There was, however, in the ammunition industry a fortunate condition existing when we entered the war. For some time numerous American concerns had been working on the manufacture of cartridges for both the British and the French Governments. The cartridges being turned out under these contracts were not suitable for our use, being of different caliber than those taken by American weapons, and this meant that the machinery in existence could not be converted to the production of American ammunition without radical and time-consuming alteration of tools, etc. However, cartridges are cartridges, regardless of their size; and the manufacture which was supplying France and England had resulted in educating thousands of mechanics and shop executives in the production of ammunition. Consequently, when we went into the war, we had the men and the skill ready at hand; we needed only to produce the tools and the machinery in addition to the raw materials.
Yet this in itself was a problem. How should we meet it? Three courses seemed to be possible for the Government. In the first place, we could build from the ground up an immense Government arsenal having an annual capacity of 1,000,000,000 rounds, or ten times that of the great Frankford Arsenal. Or we could interest manufacturers in a project of building a private cartridge factory capable of producing 1,000,000,000 rounds per year. Both of these methods were predicated on the assumption that the existing cartridge factories had their hands full with orders. The third plan was to place our cartridge demands with the existing ammunition plants and let them increase their facilities to take care of our orders.
As soon as the early orders had been given and all available capacity had been set going, this problem engaged the study and attention of the Ordnance Department. In the early fall of 1917 a meeting of the manufacturers of small-arms ammunition was held in Washington to discuss the matter. Principally on account of the difficulties in providing a trained working force for a new Government arsenal or private plant, the opinion was unanimous that the existing concerns should expand in facilities and trained personnel to handle the cartridge project. Out of this meeting grew the American Society of Manufacturers of Small Arms and Ammunition. Thereafter until the close of the war this society or its committees met about once every two weeks to discuss problems arising in the work. The officers of the Ordnance Department in charge of the ammunition project attended all of these meetings. The result of such cooperation was gratifyingly shown not only in the standardization of manufacturing processes in the various plants but also in the output of cartridges.

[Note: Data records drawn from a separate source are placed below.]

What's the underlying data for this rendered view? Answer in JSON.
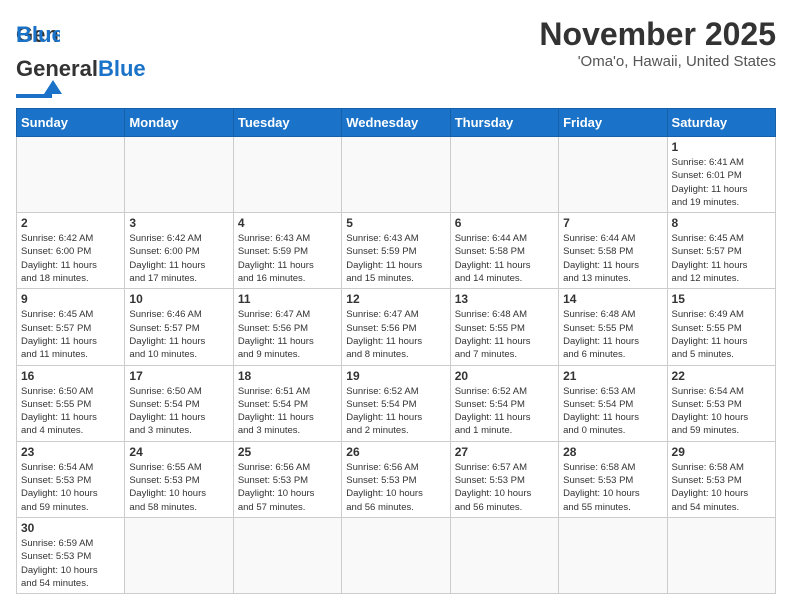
{
  "header": {
    "logo_text_normal": "General",
    "logo_text_blue": "Blue",
    "title": "November 2025",
    "subtitle": "'Oma'o, Hawaii, United States"
  },
  "weekdays": [
    "Sunday",
    "Monday",
    "Tuesday",
    "Wednesday",
    "Thursday",
    "Friday",
    "Saturday"
  ],
  "weeks": [
    [
      {
        "day": "",
        "info": ""
      },
      {
        "day": "",
        "info": ""
      },
      {
        "day": "",
        "info": ""
      },
      {
        "day": "",
        "info": ""
      },
      {
        "day": "",
        "info": ""
      },
      {
        "day": "",
        "info": ""
      },
      {
        "day": "1",
        "info": "Sunrise: 6:41 AM\nSunset: 6:01 PM\nDaylight: 11 hours\nand 19 minutes."
      }
    ],
    [
      {
        "day": "2",
        "info": "Sunrise: 6:42 AM\nSunset: 6:00 PM\nDaylight: 11 hours\nand 18 minutes."
      },
      {
        "day": "3",
        "info": "Sunrise: 6:42 AM\nSunset: 6:00 PM\nDaylight: 11 hours\nand 17 minutes."
      },
      {
        "day": "4",
        "info": "Sunrise: 6:43 AM\nSunset: 5:59 PM\nDaylight: 11 hours\nand 16 minutes."
      },
      {
        "day": "5",
        "info": "Sunrise: 6:43 AM\nSunset: 5:59 PM\nDaylight: 11 hours\nand 15 minutes."
      },
      {
        "day": "6",
        "info": "Sunrise: 6:44 AM\nSunset: 5:58 PM\nDaylight: 11 hours\nand 14 minutes."
      },
      {
        "day": "7",
        "info": "Sunrise: 6:44 AM\nSunset: 5:58 PM\nDaylight: 11 hours\nand 13 minutes."
      },
      {
        "day": "8",
        "info": "Sunrise: 6:45 AM\nSunset: 5:57 PM\nDaylight: 11 hours\nand 12 minutes."
      }
    ],
    [
      {
        "day": "9",
        "info": "Sunrise: 6:45 AM\nSunset: 5:57 PM\nDaylight: 11 hours\nand 11 minutes."
      },
      {
        "day": "10",
        "info": "Sunrise: 6:46 AM\nSunset: 5:57 PM\nDaylight: 11 hours\nand 10 minutes."
      },
      {
        "day": "11",
        "info": "Sunrise: 6:47 AM\nSunset: 5:56 PM\nDaylight: 11 hours\nand 9 minutes."
      },
      {
        "day": "12",
        "info": "Sunrise: 6:47 AM\nSunset: 5:56 PM\nDaylight: 11 hours\nand 8 minutes."
      },
      {
        "day": "13",
        "info": "Sunrise: 6:48 AM\nSunset: 5:55 PM\nDaylight: 11 hours\nand 7 minutes."
      },
      {
        "day": "14",
        "info": "Sunrise: 6:48 AM\nSunset: 5:55 PM\nDaylight: 11 hours\nand 6 minutes."
      },
      {
        "day": "15",
        "info": "Sunrise: 6:49 AM\nSunset: 5:55 PM\nDaylight: 11 hours\nand 5 minutes."
      }
    ],
    [
      {
        "day": "16",
        "info": "Sunrise: 6:50 AM\nSunset: 5:55 PM\nDaylight: 11 hours\nand 4 minutes."
      },
      {
        "day": "17",
        "info": "Sunrise: 6:50 AM\nSunset: 5:54 PM\nDaylight: 11 hours\nand 3 minutes."
      },
      {
        "day": "18",
        "info": "Sunrise: 6:51 AM\nSunset: 5:54 PM\nDaylight: 11 hours\nand 3 minutes."
      },
      {
        "day": "19",
        "info": "Sunrise: 6:52 AM\nSunset: 5:54 PM\nDaylight: 11 hours\nand 2 minutes."
      },
      {
        "day": "20",
        "info": "Sunrise: 6:52 AM\nSunset: 5:54 PM\nDaylight: 11 hours\nand 1 minute."
      },
      {
        "day": "21",
        "info": "Sunrise: 6:53 AM\nSunset: 5:54 PM\nDaylight: 11 hours\nand 0 minutes."
      },
      {
        "day": "22",
        "info": "Sunrise: 6:54 AM\nSunset: 5:53 PM\nDaylight: 10 hours\nand 59 minutes."
      }
    ],
    [
      {
        "day": "23",
        "info": "Sunrise: 6:54 AM\nSunset: 5:53 PM\nDaylight: 10 hours\nand 59 minutes."
      },
      {
        "day": "24",
        "info": "Sunrise: 6:55 AM\nSunset: 5:53 PM\nDaylight: 10 hours\nand 58 minutes."
      },
      {
        "day": "25",
        "info": "Sunrise: 6:56 AM\nSunset: 5:53 PM\nDaylight: 10 hours\nand 57 minutes."
      },
      {
        "day": "26",
        "info": "Sunrise: 6:56 AM\nSunset: 5:53 PM\nDaylight: 10 hours\nand 56 minutes."
      },
      {
        "day": "27",
        "info": "Sunrise: 6:57 AM\nSunset: 5:53 PM\nDaylight: 10 hours\nand 56 minutes."
      },
      {
        "day": "28",
        "info": "Sunrise: 6:58 AM\nSunset: 5:53 PM\nDaylight: 10 hours\nand 55 minutes."
      },
      {
        "day": "29",
        "info": "Sunrise: 6:58 AM\nSunset: 5:53 PM\nDaylight: 10 hours\nand 54 minutes."
      }
    ],
    [
      {
        "day": "30",
        "info": "Sunrise: 6:59 AM\nSunset: 5:53 PM\nDaylight: 10 hours\nand 54 minutes."
      },
      {
        "day": "",
        "info": ""
      },
      {
        "day": "",
        "info": ""
      },
      {
        "day": "",
        "info": ""
      },
      {
        "day": "",
        "info": ""
      },
      {
        "day": "",
        "info": ""
      },
      {
        "day": "",
        "info": ""
      }
    ]
  ]
}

The success of this effort is best shown in the production figures in the period from April, 1917, to November 30, 1918. In that time the United States Cartridge Co. turned out 684,334,300 rounds of our caliber-.30 service ammunition; the Winchester Repeating Arms Co., 468,967,500 rounds; the Remington Arms-Union Metallic Cartridge Co., 1,218,979,300; the Peters Cartridge Co., 84,169,800; the Western Cartridge Co., 48,018,800; the Dominion Arsenal, 502,000; the Frankford Arsenal, 76,739,300; and the National Brass & Copper Tube Co., 22,700,400.